По его словам, все любят отмечать свою профессию или склонность каким-нибудь внешним знаком. Рижские «пашпуйкас» [105] носят брюки клеш и подпоясываются широким ремнем, это означает то, что они любят широкую, разгульную жизнь и никому не позволяют загораживать им дорогу. Моряки ходят с открытой грудью, в тельняшках с синими полосками, желая показать, что не боятся ни ветра, ни синих волн. Каменщики носят картузы с белым верхом, должно быть, потому, что это напоминает им известь и мел. Трубочисты избрали себе цилиндр, должно быть, потому, что он напоминает трубу, которую они чистят.
— Правильно! — воскликнул какой-то вспотевший толстяк и, смеясь, откинулся на спинку плетеного стула.
Конторщик фабрики «Старс» бойко и увлеченно продолжал — очевидно, хорошо натренировался на выступлениях подобного рода.
Кто еще носит цилиндры? Конечно, не рабочие и не крестьяне. Только высокопоставленные, богатые господа, например, купцы второй гильдии и выше. Может быть, трубочисты хотят показать, что они являются еще более высокопоставленными, чем любой из тех, кто ходит в белом жилете с золотой цепочкой. Ведь никто из господ еще ни разу не взбирался на какую-нибудь из рижских труб. Но очень возможно, что найдется остроумный человек, который скажет, что и цилиндр знатного человека, восседающего в лакированном экипаже, может слететь с макушки своего обладателя и подняться очень высоко над крышами. Умеют ли летать цилиндры? О! Еще как! Когда, в свое время, силезские ткачи разбивали на фабриках механические станки или когда йоркширские и нотингемские ткачи подожгли завод Картрайта, тогда цилиндры важных персон, как вороны, взлетали выше труб. Весьма возможно, что закопченный трубочист своим головным убором именно это и хочет напомнить господам, разъезжающим в экипажах по бульварам…

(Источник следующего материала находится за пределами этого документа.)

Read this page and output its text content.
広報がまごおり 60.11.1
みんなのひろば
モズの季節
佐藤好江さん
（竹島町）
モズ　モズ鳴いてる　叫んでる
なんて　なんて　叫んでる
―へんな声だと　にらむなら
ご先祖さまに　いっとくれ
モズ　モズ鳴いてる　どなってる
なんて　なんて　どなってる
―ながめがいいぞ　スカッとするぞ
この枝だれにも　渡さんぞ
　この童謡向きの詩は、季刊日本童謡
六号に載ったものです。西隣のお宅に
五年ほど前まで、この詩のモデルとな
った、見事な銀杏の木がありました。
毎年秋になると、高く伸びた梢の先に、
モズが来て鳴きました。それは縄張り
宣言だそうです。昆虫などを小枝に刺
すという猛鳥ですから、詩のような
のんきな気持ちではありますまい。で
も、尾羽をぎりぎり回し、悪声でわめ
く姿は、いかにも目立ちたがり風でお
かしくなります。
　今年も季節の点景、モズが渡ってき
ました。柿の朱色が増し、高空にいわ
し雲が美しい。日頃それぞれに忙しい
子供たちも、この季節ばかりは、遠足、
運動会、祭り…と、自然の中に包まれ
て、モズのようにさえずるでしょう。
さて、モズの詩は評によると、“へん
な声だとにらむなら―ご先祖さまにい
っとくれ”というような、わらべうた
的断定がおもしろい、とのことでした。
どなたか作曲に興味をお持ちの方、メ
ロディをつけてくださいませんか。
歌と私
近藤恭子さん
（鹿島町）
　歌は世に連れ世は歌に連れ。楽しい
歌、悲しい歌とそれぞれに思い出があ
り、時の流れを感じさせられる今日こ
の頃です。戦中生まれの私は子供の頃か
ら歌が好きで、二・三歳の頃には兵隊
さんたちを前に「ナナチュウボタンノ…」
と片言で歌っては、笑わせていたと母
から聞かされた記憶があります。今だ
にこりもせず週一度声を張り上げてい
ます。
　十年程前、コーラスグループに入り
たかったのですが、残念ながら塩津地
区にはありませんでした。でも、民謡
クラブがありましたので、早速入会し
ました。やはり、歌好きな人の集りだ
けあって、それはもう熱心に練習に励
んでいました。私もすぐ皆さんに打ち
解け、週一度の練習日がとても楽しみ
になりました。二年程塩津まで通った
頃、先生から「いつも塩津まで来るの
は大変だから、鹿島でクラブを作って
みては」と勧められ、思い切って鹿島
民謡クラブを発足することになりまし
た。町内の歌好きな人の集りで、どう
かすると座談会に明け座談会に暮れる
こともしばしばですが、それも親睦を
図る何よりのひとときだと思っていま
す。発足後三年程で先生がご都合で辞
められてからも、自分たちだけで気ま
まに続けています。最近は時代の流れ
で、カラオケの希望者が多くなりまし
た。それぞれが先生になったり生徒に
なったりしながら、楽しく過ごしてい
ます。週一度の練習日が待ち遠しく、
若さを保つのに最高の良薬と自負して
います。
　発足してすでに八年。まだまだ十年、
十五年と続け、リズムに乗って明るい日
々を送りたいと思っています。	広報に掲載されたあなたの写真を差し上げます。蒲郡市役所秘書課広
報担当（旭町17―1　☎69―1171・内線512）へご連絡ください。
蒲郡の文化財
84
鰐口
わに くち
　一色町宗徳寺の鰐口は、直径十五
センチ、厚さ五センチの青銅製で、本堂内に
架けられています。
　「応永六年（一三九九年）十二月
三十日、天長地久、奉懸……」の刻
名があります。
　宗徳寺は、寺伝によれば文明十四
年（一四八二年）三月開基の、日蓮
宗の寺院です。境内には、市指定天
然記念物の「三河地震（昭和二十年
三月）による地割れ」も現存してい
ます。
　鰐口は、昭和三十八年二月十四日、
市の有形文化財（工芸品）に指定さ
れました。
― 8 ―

Публика хлопала в ладоши, как безумная; аплодировали четыре девушки, соседки Андра, и он сам — тоже. Андрей Осис шепнул:
— Слышал, как он начал и чем кончил — здесь так принято. Это нам знакомо. Это тебе не болтовня Карла Мулдыня о бомбах.
Андр недовольно отодвинулся. Да-да, он все понимает. То, что Карл Мулдынь тогда бормотал, пробираясь между лужами на дороге, было пустяком. Вот этот умеет сказать! Недаром весь зал загремел от рукоплесканий. Даже мальчишки в углу, зажав папироски в кулак, забыли затянуться. Уши Андра горели, сердце усиленно стучало, как при сильном беге, по усталости он не чувствовал, хотелось слушать дальше.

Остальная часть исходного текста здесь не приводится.